Another thought-provoking master class in how we perform life by the award-winning novelist and playwright Yasmina Reza.

“Aging but indomitable actress Anne-Marie shares her reminiscences as she recuperates from knee surgery in her Paris apartment. She may be telling her story to someone, but exactly who remains a mystery. Perhaps she's speaking to a journalist writing a feature about her recently deceased long-time friend, French actress Giselle Fayolle. Anne-Marie recalls the pivotal events and people in her life, including the phantasmal and formative vision of watching actors as they seemed to walk above the street in her small town in northern France and about creating a photo album for an alter ego named Anne-Marie The Beauty. At 19, Anne-Marie goes to Paris, wins an audition, and is mesmerized by beautiful Giselle, who, at 21, is already destined to become astar, overshadowing Anne-Marie. Celebrated novelist and playwright Reza is interested in more than surface beauty in this tale of friendship, aging, and what gives life meaning. Anne-Marie, who still remembers the names of those hometown players from her youth, endures, sharing her view of life as a great arc in this brief yet richly symbolic, humorous, and poignant tale.

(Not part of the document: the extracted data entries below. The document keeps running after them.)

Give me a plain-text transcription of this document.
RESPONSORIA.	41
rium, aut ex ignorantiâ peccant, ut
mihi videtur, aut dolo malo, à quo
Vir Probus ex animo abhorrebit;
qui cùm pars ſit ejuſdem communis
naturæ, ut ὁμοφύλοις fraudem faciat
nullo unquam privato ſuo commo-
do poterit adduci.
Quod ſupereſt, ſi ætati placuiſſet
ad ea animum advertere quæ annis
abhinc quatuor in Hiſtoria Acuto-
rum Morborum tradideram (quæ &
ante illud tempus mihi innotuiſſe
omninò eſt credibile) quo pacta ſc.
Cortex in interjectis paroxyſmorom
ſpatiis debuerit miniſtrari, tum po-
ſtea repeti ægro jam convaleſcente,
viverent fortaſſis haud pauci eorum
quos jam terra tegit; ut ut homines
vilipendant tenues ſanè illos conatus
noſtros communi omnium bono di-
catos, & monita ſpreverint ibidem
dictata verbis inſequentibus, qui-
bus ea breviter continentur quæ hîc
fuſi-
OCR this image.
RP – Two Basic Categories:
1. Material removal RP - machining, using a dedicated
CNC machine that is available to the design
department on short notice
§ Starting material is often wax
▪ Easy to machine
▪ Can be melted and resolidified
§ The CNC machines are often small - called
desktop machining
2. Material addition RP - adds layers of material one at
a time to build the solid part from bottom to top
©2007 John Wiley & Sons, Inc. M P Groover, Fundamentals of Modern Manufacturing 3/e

—Mary Ellen Prindiville, Booklist

"Yasmina Reza, a French novelist and playwright, has centered much of her work on the buttoned-up crises of the middle class. Her most recent book, Anne-Marie the Beauty (in Alison L. Strayer’s translation), dips into the fickle glamour of life onstage. Anne-Marie is an aging, lonely actress who worries she might be losing her marbles. In a richly layered monologue, she looks back on her life, starting with her childhood dreams of the theater, which never resulted in more than middling fame — and the contrasting success of her luxuriant friend Giselle, who did reach the stars, despite, or perhaps thanks to, her fabulous languor. Reza, herself an erstwhile actor, has said that she realized early on that acting “was a life of waiting and dependence” that offered little control over one’s destiny, and Anne-Marie’s life is a testament to this peripatetic existence. “What’s a person looking for, going from bar to bar like that?,” Anne-Marie asks as she recalls her youth. This novel reminds us that dreams are sometimes more precious than the real thing."

—Kira Josefsson, Vulture

Yasmina Reza

Playwright and novelist Yasmina Reza's work has been translated into more than thirty-five languages. Her play Art was the first non-English language play to win a Tony Award, Conversations After a Burial, The Unexpected Man, and Life X 3 have all been award-winning critical and commercial successes internationally, and God of Carnage, which also won a Tony Award, was adapted for film by Roman Polanski. A new play, Bella Figura, premiered in Germany in May 2015. Her fiction includes Hammerklavier, Desolation, and Adam Haberberg. Reza lives in Paris.